Sunday, May 24, 2026 8:14:06 AM
Because Jarndyce v Jarndyce is a fictional lawsuit at the center of Charles Dickens’s 1853 novel Bleak House, there is no exact, official number of years given for its duration. Instead, Dickens frames it as an interminable, multi-generational nightmare that spans several decades.
To give you an idea of its timeline within the world of literature and its real-world inspirations:
In the novel: The case has been dragging on so long that it has outlived generations. As Dickens famously wrote, "Innumerable children have been born into the cause; innumerable young people have married into it; innumerable old people have died out of it." It only ends when the entire estate is completely swallowed up by legal fees, leaving nothing left to fight over.

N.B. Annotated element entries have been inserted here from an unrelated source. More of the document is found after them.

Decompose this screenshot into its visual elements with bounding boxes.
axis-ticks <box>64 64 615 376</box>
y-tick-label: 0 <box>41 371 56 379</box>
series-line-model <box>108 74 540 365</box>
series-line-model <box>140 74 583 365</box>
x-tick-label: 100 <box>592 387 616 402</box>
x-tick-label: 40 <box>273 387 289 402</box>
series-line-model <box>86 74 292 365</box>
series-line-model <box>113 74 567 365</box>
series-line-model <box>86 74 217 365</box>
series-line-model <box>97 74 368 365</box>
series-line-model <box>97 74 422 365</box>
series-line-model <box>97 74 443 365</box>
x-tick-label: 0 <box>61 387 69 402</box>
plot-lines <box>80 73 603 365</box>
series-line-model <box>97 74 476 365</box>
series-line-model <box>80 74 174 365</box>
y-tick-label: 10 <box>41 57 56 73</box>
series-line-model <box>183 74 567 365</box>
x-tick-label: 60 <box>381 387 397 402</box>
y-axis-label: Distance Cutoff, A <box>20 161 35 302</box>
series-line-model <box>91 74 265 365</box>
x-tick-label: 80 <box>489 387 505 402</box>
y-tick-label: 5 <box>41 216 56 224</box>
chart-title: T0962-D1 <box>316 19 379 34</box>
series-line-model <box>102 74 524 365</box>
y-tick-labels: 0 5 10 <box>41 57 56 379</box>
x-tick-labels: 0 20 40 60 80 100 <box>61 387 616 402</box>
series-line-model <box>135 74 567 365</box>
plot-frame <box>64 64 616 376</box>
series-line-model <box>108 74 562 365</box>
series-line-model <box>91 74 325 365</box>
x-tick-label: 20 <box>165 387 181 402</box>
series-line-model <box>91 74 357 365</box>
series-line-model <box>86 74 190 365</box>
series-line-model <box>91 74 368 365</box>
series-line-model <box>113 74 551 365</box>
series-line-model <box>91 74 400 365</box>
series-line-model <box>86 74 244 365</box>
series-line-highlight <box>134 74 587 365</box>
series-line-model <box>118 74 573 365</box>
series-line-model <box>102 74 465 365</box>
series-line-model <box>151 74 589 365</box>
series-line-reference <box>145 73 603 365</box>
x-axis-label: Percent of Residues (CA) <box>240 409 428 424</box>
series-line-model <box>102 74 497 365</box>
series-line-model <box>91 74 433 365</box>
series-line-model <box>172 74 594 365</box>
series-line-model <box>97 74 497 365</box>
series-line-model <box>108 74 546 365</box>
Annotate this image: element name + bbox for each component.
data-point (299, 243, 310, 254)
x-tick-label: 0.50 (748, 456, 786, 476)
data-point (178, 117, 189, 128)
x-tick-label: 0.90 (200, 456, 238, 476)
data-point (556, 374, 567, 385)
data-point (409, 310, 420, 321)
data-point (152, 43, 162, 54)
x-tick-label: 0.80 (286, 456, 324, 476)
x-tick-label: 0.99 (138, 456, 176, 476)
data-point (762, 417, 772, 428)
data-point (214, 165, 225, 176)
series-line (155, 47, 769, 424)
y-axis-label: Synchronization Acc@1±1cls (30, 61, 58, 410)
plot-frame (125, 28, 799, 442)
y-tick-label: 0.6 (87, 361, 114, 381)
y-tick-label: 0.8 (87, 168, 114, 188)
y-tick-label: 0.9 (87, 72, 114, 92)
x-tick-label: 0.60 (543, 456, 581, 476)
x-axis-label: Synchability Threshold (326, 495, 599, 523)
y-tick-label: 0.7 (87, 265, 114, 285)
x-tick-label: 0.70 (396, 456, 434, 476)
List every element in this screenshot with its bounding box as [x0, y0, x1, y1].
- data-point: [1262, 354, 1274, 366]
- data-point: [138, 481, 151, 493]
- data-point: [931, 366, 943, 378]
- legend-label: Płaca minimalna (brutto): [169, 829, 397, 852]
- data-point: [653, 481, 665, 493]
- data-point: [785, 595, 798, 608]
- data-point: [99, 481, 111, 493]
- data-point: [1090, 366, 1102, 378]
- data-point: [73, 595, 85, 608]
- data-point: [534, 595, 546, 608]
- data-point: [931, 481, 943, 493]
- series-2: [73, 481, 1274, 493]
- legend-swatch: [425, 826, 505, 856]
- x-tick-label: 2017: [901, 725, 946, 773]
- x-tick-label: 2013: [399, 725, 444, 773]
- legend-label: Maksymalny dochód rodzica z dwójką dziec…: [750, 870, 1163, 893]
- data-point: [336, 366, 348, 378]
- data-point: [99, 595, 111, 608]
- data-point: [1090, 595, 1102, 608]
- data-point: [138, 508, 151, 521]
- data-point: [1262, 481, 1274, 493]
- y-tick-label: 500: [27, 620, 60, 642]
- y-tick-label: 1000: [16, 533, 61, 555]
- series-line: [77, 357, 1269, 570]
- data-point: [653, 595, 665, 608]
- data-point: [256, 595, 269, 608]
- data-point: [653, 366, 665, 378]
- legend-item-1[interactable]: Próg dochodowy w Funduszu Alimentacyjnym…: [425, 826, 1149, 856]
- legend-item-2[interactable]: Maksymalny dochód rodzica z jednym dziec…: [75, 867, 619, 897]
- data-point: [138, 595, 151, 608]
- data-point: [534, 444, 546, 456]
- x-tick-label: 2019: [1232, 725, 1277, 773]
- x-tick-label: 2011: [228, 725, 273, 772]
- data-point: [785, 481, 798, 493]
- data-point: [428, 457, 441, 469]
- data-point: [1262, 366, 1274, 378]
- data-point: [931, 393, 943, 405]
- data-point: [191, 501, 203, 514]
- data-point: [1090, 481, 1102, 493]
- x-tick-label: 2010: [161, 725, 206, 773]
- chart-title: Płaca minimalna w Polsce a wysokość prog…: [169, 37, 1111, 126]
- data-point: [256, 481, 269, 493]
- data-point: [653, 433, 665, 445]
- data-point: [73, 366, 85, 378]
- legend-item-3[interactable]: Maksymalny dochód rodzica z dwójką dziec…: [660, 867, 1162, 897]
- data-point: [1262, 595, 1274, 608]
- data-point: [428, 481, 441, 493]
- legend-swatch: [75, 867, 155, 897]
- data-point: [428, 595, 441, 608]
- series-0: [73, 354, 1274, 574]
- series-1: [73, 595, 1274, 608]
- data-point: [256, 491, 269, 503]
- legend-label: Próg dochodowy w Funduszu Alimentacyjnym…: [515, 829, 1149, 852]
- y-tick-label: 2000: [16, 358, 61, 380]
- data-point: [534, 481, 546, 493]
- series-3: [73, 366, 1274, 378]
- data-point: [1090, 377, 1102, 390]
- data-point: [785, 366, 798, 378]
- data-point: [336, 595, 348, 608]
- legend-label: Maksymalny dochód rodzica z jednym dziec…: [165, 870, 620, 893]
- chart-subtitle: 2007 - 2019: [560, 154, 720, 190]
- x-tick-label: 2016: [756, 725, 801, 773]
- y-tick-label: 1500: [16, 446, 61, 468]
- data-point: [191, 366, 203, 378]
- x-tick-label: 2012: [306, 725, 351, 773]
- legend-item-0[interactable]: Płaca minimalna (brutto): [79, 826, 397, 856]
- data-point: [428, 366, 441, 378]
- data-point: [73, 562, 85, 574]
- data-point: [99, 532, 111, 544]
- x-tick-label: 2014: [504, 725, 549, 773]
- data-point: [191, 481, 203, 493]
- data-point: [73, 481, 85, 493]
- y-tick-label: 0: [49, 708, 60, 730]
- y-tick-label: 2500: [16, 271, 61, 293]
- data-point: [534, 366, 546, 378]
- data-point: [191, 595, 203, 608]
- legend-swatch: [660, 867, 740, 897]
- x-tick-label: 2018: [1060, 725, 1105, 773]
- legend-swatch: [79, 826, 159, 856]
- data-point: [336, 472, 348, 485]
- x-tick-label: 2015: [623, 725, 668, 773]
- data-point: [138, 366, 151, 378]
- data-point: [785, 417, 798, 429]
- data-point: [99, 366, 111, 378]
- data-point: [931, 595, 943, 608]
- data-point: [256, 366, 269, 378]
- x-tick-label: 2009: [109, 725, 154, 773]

The real-world inspiration: Dickens based Jarndyce v Jarndyce on actual, notoriously slow English Court of Chancery cases. His primary inspiration is believed to be Jennens v Jennens, a real dispute over a vast inheritance that began in 1798. At the time Bleak House was published, that real-world case had already been active for 55 years. It was finally abandoned in 1915—after a mind-boggling 117 years—for the exact same reason as the fictional one: the entire estate had been completely drained by court costs.
So while the exact fictional lifespan of Jarndyce isn't pinned to a specific number, its real-life counterpart proved that Dickens’s satire was barely an exaggeration at all.